There are many steps to the criminal proceedings in a felony case:

  1. Arrest/Jail
  2. Bond
  3. Arraignment* in District Court
  4. Preliminary Examination (in District Court)
  5. Arraignment* in Circuit Court
  6. Motion(s) to Quash (optional)
  7. Pre-Trial
  8. Jury/Bench Trial**
  9. Sentencing

* Arraignment is a procedure at which the charges are read to the accused in open court.

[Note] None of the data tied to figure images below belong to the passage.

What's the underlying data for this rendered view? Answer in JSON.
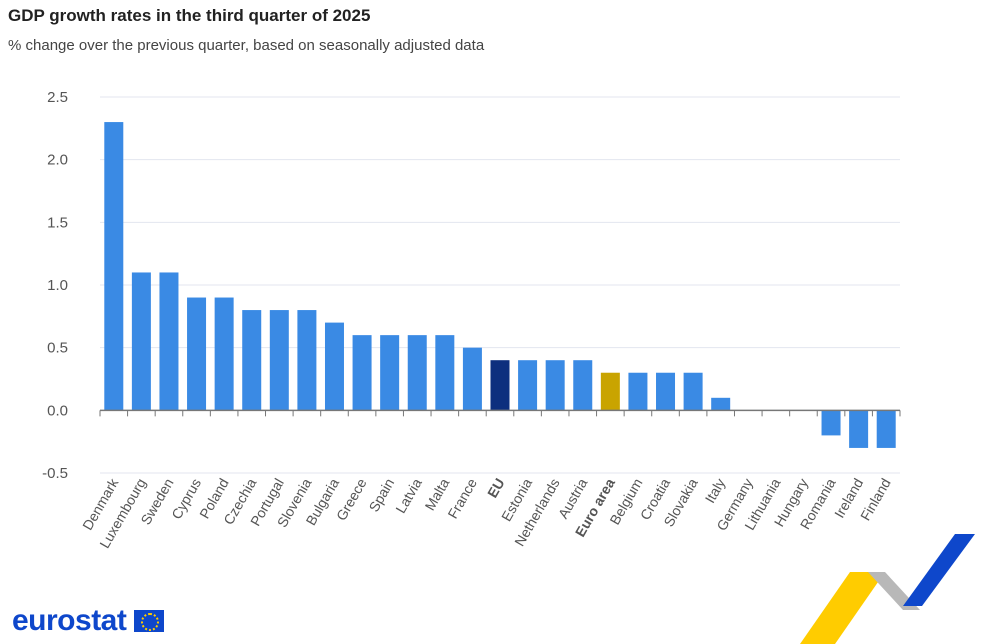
{
  "title": "GDP growth rates in the third quarter of 2025",
  "subtitle": "% change over the previous quarter, based on seasonally adjusted data",
  "logo_text": "eurostat",
  "chart_data": {
    "type": "bar",
    "title": "GDP growth rates in the third quarter of 2025",
    "subtitle": "% change over the previous quarter, based on seasonally adjusted data",
    "categories": [
      "Denmark",
      "Luxembourg",
      "Sweden",
      "Cyprus",
      "Poland",
      "Czechia",
      "Portugal",
      "Slovenia",
      "Bulgaria",
      "Greece",
      "Spain",
      "Latvia",
      "Malta",
      "France",
      "EU",
      "Estonia",
      "Netherlands",
      "Austria",
      "Euro area",
      "Belgium",
      "Croatia",
      "Slovakia",
      "Italy",
      "Germany",
      "Lithuania",
      "Hungary",
      "Romania",
      "Ireland",
      "Finland"
    ],
    "values": [
      2.3,
      1.1,
      1.1,
      0.9,
      0.9,
      0.8,
      0.8,
      0.8,
      0.7,
      0.6,
      0.6,
      0.6,
      0.6,
      0.5,
      0.4,
      0.4,
      0.4,
      0.4,
      0.3,
      0.3,
      0.3,
      0.3,
      0.1,
      0.0,
      0.0,
      0.0,
      -0.2,
      -0.3,
      -0.3
    ],
    "highlight": {
      "EU": "#0d2f7e",
      "Euro area": "#c9a400"
    },
    "bold_categories": [
      "EU",
      "Euro area"
    ],
    "bar_color": "#3a8ae4",
    "yticks": [
      "2.5",
      "2.0",
      "1.5",
      "1.0",
      "0.5",
      "0.0",
      "-0.5"
    ],
    "ylim": [
      -0.5,
      2.5
    ],
    "grid": true,
    "xlabel": "",
    "ylabel": ""
  }
}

**A bench trial is a trial in front of a judge without a jury.

Driver License Appeals

If a license is suspended or revoked, the person can schedule a hearing before the DLAD (Drivers License Appeal Department), and make an appeal to get their license back. The DLAD is the prosecution wing of the Secretary of State.

If the DLAD appeal is refused, the next step is to appeal to the circuit court. The court may give the person’s license back if the person can show hardship. An example of hardship is if the person is the sole wage earner of the family and needs to drive to work. Sometimes a revoked license will be given back, but with restrictions.

It is highly recommended to have an attorney with you for an appeal.

Criminal Investigation

Prior to being charged with a felony, a person may be contacted by the local law enforcement investigating the crime. Note: If you are contacted by a local law enforcement agency for questioning, we strongly suggest that you contact an attorney right away as you may be the target of the investigation. You should not speak to the law enforcement agency without your own attorney present at the meeting.

Probation Violations

Probation violations are separate crimes. Any violation of the terms of your probation can be considered a crime. For example, a person with an OWI conviction might be on probation for one year and is not allowed to drink alcohol during that time.

If, during the probation period, the person who is on probation is pulled over for another drunk driving offense, there might be a new charge for OWI 2nd offense. In addition, the person may have violated their probation in the OWI 1st offense case, and they would then be charged with a probation violation as an additional crime, and could be sanctioned to jail or any other penalty that the court deems appropriate.